Oh. Boy. Hillary Clinton is outlining her plans for the presidency, and science fiction fans are going to be pretty excited about what she has in store for them. It seems that at the very top of her “To Do” list is getting “to the bottom” of the whole UFO/Aliens thing.
While stumping through Conway, New Hampshire last week, the Democrat frontrunner for the presidential nomination told a local journalist that she thinks we may have already been “visited” by aliens from outer space and that she personally promises to get any information on extraterrestrials “out there” if she’s elected President.
No, this is not the Onion, and no, I am not kidding. This is all true.
When Hillary Clinton was asked about her husband’s casual attitude toward the possibility of contact with extraterrestrial life, she argued that we might already be in contact.
“I think we may have been (visited already). We don’t know for sure.”
When pressed on how she would handle topics like Area 51 and the government’s history with aliens, she assured the reporter that she would be tackling the issue. “Yes, I’m going to get to the bottom of it.” Clinton also said that she has already made certain promises to her most ardent supporters (like campaign Chairman John Podesta) that she would be digging into the intrigue surrounding alien life.“He [Podesta] has made me personally pledge we are going to get the information out. One way or another. Maybe we could have, like, a task force to go to Area 51.”

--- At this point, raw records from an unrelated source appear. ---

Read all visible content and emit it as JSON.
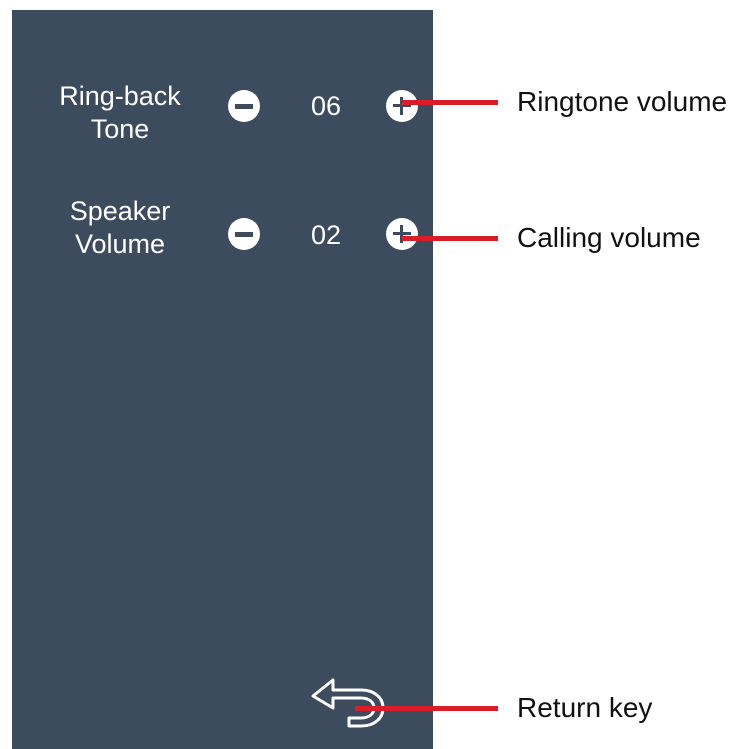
{
  "settings": {
    "ringback": {
      "label_line1": "Ring-back",
      "label_line2": "Tone",
      "value": "06",
      "decrease_icon": "minus-circle-icon",
      "increase_icon": "plus-circle-icon"
    },
    "speaker": {
      "label_line1": "Speaker",
      "label_line2": "Volume",
      "value": "02",
      "decrease_icon": "minus-circle-icon",
      "increase_icon": "plus-circle-icon"
    },
    "return_icon": "return-arrow-icon"
  },
  "annotations": {
    "ringtone": "Ringtone volume",
    "calling": "Calling volume",
    "return": "Return key"
  },
  "colors": {
    "panel": "#3d4b5e",
    "pointer": "#d91e2a",
    "foreground": "#ffffff"
  }
}
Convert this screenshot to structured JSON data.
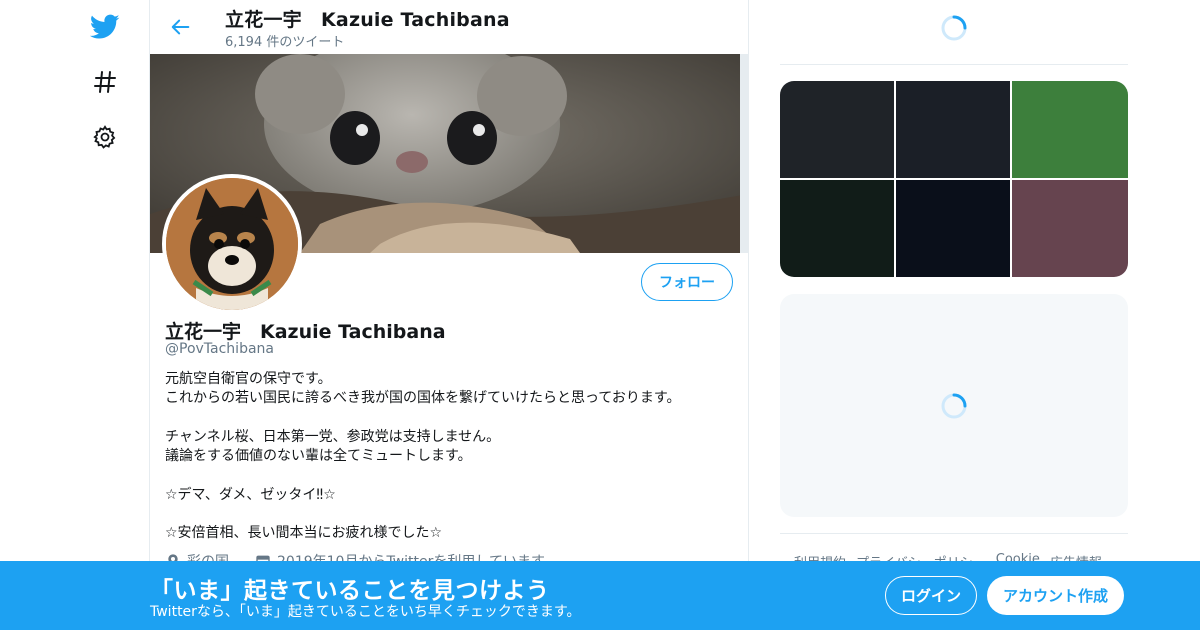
{
  "nav": {
    "items": [
      {
        "icon": "twitter-bird-icon",
        "color": "#1da1f2"
      },
      {
        "icon": "hashtag-icon"
      },
      {
        "icon": "gear-icon"
      }
    ]
  },
  "header": {
    "name": "立花一宇　Kazuie Tachibana",
    "tweet_count": "6,194 件のツイート",
    "back_icon": "arrow-left-icon"
  },
  "profile": {
    "display_name": "立花一宇　Kazuie Tachibana",
    "handle": "@PovTachibana",
    "follow_label": "フォロー",
    "bio": "元航空自衛官の保守です。\nこれからの若い国民に誇るべき我が国の国体を繋げていけたらと思っております。\n\nチャンネル桜、日本第一党、参政党は支持しません。\n議論をする価値のない輩は全てミュートします。\n\n☆デマ、ダメ、ゼッタイ‼☆\n\n☆安倍首相、長い間本当にお疲れ様でした☆",
    "location": "彩の国",
    "joined": "2019年10月からTwitterを利用しています"
  },
  "sidebar": {
    "media_colors": [
      "#1f2328",
      "#1b1f27",
      "#3d7f3c",
      "#111c18",
      "#0a0f1a",
      "#66444f"
    ],
    "footer_links": [
      "利用規約",
      "プライバシーポリシー",
      "Cookie",
      "広告情報"
    ]
  },
  "bottom_bar": {
    "headline": "「いま」起きていることを見つけよう",
    "subtext": "Twitterなら、「いま」起きていることをいち早くチェックできます。",
    "login_label": "ログイン",
    "signup_label": "アカウント作成"
  },
  "colors": {
    "accent": "#1da1f2",
    "muted_text": "#657786",
    "border": "#e6ecf0",
    "panel_bg": "#f5f8fa"
  }
}
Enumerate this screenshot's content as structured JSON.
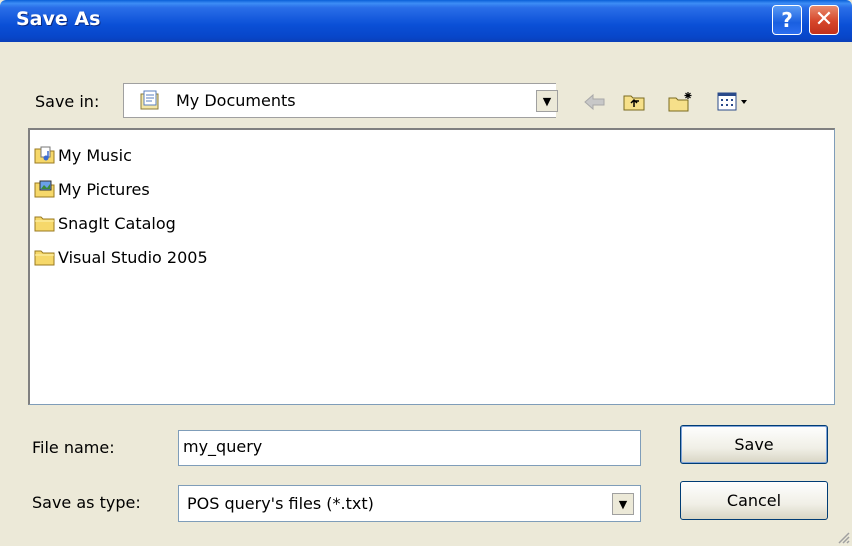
{
  "window": {
    "title": "Save As",
    "help_label": "?",
    "close_label": "✕"
  },
  "toolbar": {
    "save_in_label": "Save in:",
    "location": "My Documents",
    "dropdown_arrow": "▼"
  },
  "files": [
    {
      "name": "My Music",
      "icon": "music-folder-icon"
    },
    {
      "name": "My Pictures",
      "icon": "pictures-folder-icon"
    },
    {
      "name": "SnagIt Catalog",
      "icon": "folder-icon"
    },
    {
      "name": "Visual Studio 2005",
      "icon": "folder-icon"
    }
  ],
  "form": {
    "file_name_label": "File name:",
    "file_name_value": "my_query",
    "save_type_label": "Save as type:",
    "save_type_value": "POS query's files (*.txt)",
    "dropdown_arrow": "▼"
  },
  "buttons": {
    "save": "Save",
    "cancel": "Cancel"
  },
  "colors": {
    "titlebar": "#0a4fd6",
    "dialog_bg": "#ece9d8",
    "border": "#7f9db9"
  }
}
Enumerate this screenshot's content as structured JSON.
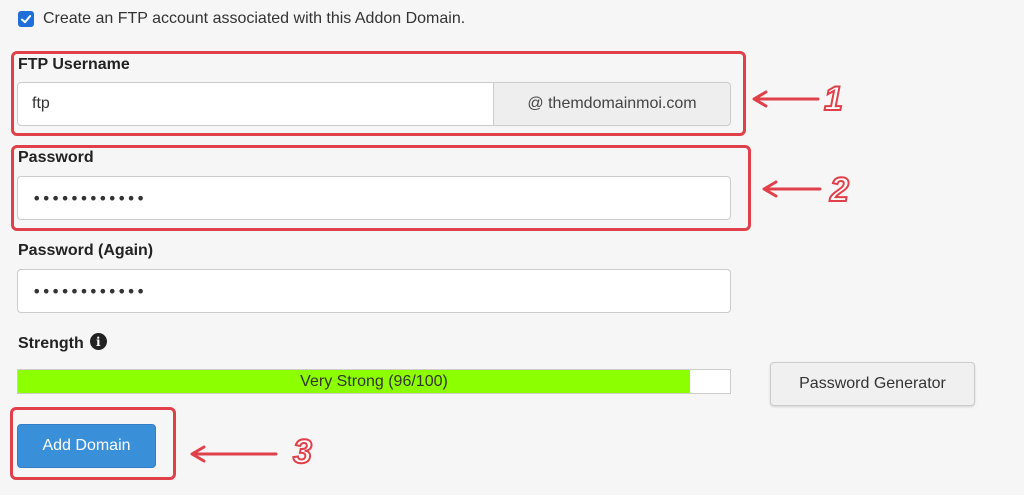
{
  "ftp_checkbox": {
    "checked": true,
    "label": "Create an FTP account associated with this Addon Domain."
  },
  "ftp_username": {
    "label": "FTP Username",
    "value": "ftp",
    "domain_suffix": "@ themdomainmoi.com"
  },
  "password": {
    "label": "Password",
    "value": "••••••••••••"
  },
  "password_again": {
    "label": "Password (Again)",
    "value": "••••••••••••"
  },
  "strength": {
    "label": "Strength",
    "score": 96,
    "max": 100,
    "text": "Very Strong (96/100)",
    "color": "#8cff00",
    "info_icon": "info-icon"
  },
  "buttons": {
    "password_generator": "Password Generator",
    "add_domain": "Add Domain"
  },
  "annotations": {
    "one": "1",
    "two": "2",
    "three": "3",
    "color": "#e0404a"
  }
}
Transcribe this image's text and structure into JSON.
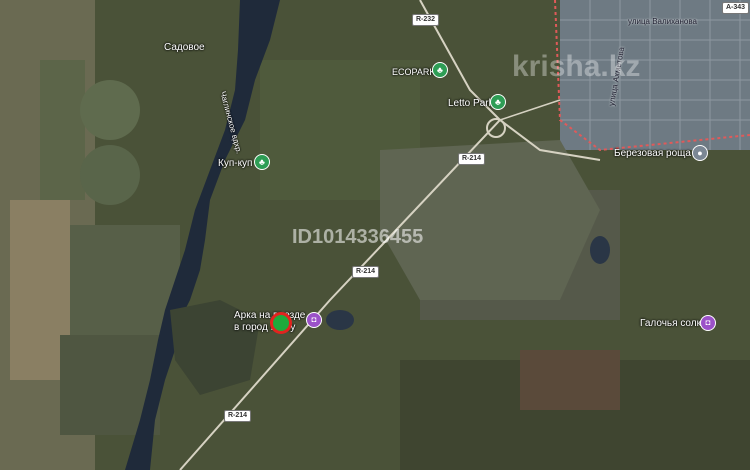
{
  "places": {
    "sadovoe": "Садовое",
    "reservoir": "Чаглинское вдхр.",
    "ecopark": "ECOPARK",
    "letto_park": "Letto Park",
    "kup_kup": "Куп-куп",
    "berezovaya_roshcha": "Березовая роща",
    "arka": "Арка на въезде в город Ко...у",
    "galochya_solka": "Галочья солка",
    "ulitsa_valikhanova": "улица Валиханова",
    "ulitsa_akhmetova": "улица Ахметова"
  },
  "roads": {
    "r232": "R-232",
    "r214_a": "R-214",
    "r214_b": "R-214",
    "r214_c": "R-214",
    "a343": "A-343"
  },
  "watermark": {
    "site": "krisha.kz",
    "listing_id": "ID1014336455"
  },
  "colors": {
    "marker_fill": "#1faa3c",
    "marker_ring": "#e3231f",
    "city_boundary": "#e05a5a",
    "poi_green": "#2e9d55",
    "poi_purple": "#9b51c8"
  }
}
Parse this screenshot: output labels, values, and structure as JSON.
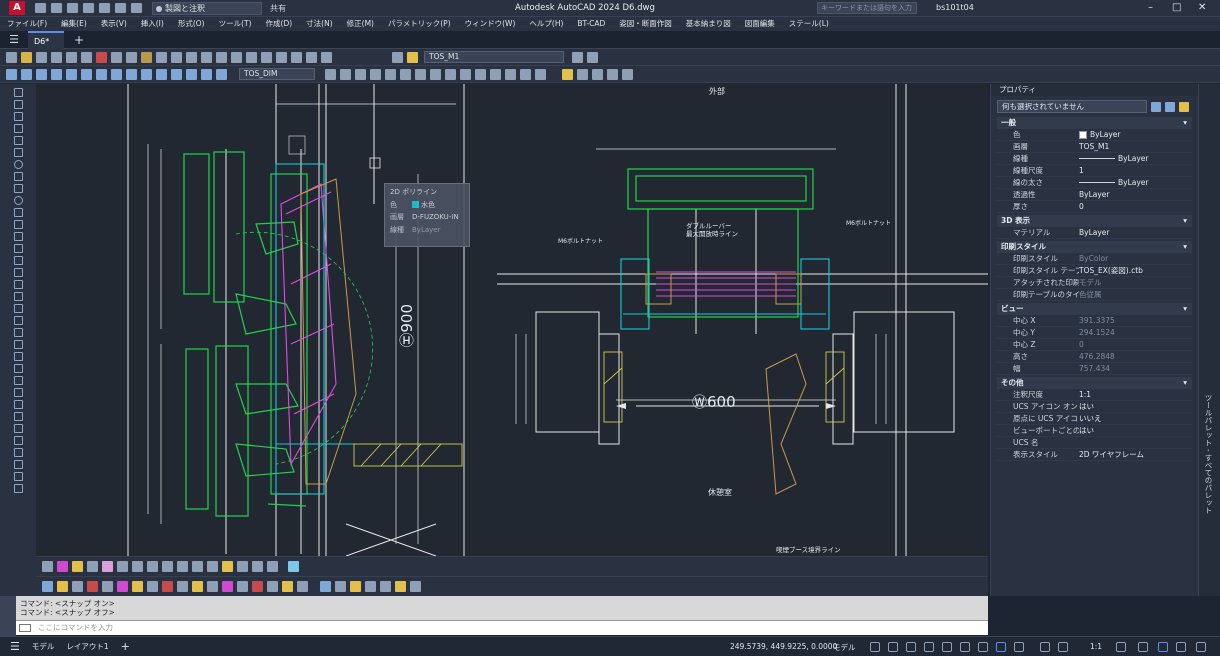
{
  "titlebar": {
    "workspace": "製図と注釈",
    "share": "共有",
    "title": "Autodesk AutoCAD 2024   D6.dwg",
    "search_placeholder": "キーワードまたは語句を入力",
    "user": "bs101t04"
  },
  "menus": [
    "ファイル(F)",
    "編集(E)",
    "表示(V)",
    "挿入(I)",
    "形式(O)",
    "ツール(T)",
    "作成(D)",
    "寸法(N)",
    "修正(M)",
    "パラメトリック(P)",
    "ウィンドウ(W)",
    "ヘルプ(H)",
    "BT-CAD",
    "姿図・断面作図",
    "基本納まり図",
    "図面編集",
    "ステール(L)"
  ],
  "tabs": {
    "file": "D6*",
    "add": "+"
  },
  "toolbar": {
    "layer": "TOS_M1",
    "dimstyle": "TOS_DIM"
  },
  "tooltip": {
    "title": "2D ポリライン",
    "rows": [
      {
        "k": "色",
        "v": "水色"
      },
      {
        "k": "画層",
        "v": "D-FUZOKU-IN"
      },
      {
        "k": "線種",
        "v": "ByLayer"
      }
    ]
  },
  "canvas": {
    "label_outside": "外部",
    "label_rest": "休憩室",
    "label_600": "600",
    "label_900": "900",
    "label_boothline": "喫煙ブース境界ライン",
    "label_louver": "ダブルルーバー\n最大開放時ライン",
    "label_bolt_l": "M6ボルトナット",
    "label_bolt_r": "M6ボルトナット"
  },
  "properties": {
    "header": "プロパティ",
    "selection": "何も選択されていません",
    "sections": [
      {
        "name": "一般",
        "rows": [
          {
            "k": "色",
            "v": "ByLayer",
            "swatch": true
          },
          {
            "k": "画層",
            "v": "TOS_M1"
          },
          {
            "k": "線種",
            "v": "ByLayer",
            "line": true
          },
          {
            "k": "線種尺度",
            "v": "1"
          },
          {
            "k": "線の太さ",
            "v": "ByLayer",
            "line": true
          },
          {
            "k": "透過性",
            "v": "ByLayer"
          },
          {
            "k": "厚さ",
            "v": "0"
          }
        ]
      },
      {
        "name": "3D 表示",
        "rows": [
          {
            "k": "マテリアル",
            "v": "ByLayer"
          }
        ]
      },
      {
        "name": "印刷スタイル",
        "rows": [
          {
            "k": "印刷スタイル",
            "v": "ByColor",
            "dim": true
          },
          {
            "k": "印刷スタイル テーブル",
            "v": "TOS_EX(姿図).ctb"
          },
          {
            "k": "アタッチされた印刷テーブル",
            "v": "モデル",
            "dim": true
          },
          {
            "k": "印刷テーブルのタイプ",
            "v": "色従属",
            "dim": true
          }
        ]
      },
      {
        "name": "ビュー",
        "rows": [
          {
            "k": "中心 X",
            "v": "391.3375",
            "dim": true
          },
          {
            "k": "中心 Y",
            "v": "294.1524",
            "dim": true
          },
          {
            "k": "中心 Z",
            "v": "0",
            "dim": true
          },
          {
            "k": "高さ",
            "v": "476.2848",
            "dim": true
          },
          {
            "k": "幅",
            "v": "757.434",
            "dim": true
          }
        ]
      },
      {
        "name": "その他",
        "rows": [
          {
            "k": "注釈尺度",
            "v": "1:1"
          },
          {
            "k": "UCS アイコン オン",
            "v": "はい"
          },
          {
            "k": "原点に UCS アイコン",
            "v": "いいえ"
          },
          {
            "k": "ビューポートごとの UCS",
            "v": "はい"
          },
          {
            "k": "UCS 名",
            "v": ""
          },
          {
            "k": "表示スタイル",
            "v": "2D ワイヤフレーム"
          }
        ]
      }
    ]
  },
  "side_label": "ツールパレット - すべてのパレット",
  "command": {
    "history": [
      "コマンド:  <スナップ オン>",
      "コマンド:  <スナップ オフ>"
    ],
    "placeholder": "ここにコマンドを入力"
  },
  "status": {
    "model_tab": "モデル",
    "layout_tab": "レイアウト1",
    "coords": "249.5739, 449.9225, 0.0000",
    "model": "モデル",
    "scale": "1:1"
  }
}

I assume (or maybe a better word is HOPE) that Clinton is just kidding with the alien talk, but honestly, at this point… how could I possibly tell the difference between fact and fiction with the Clinton campaign? She may very well be more interested in Aliens from Outer Space than aliens from Mexico – and that in and of itself is a very sad commentary on today’s politics in America.
Well, you know what they say… ‘the truth is out there.’ Or in Hillary’s case… way out there.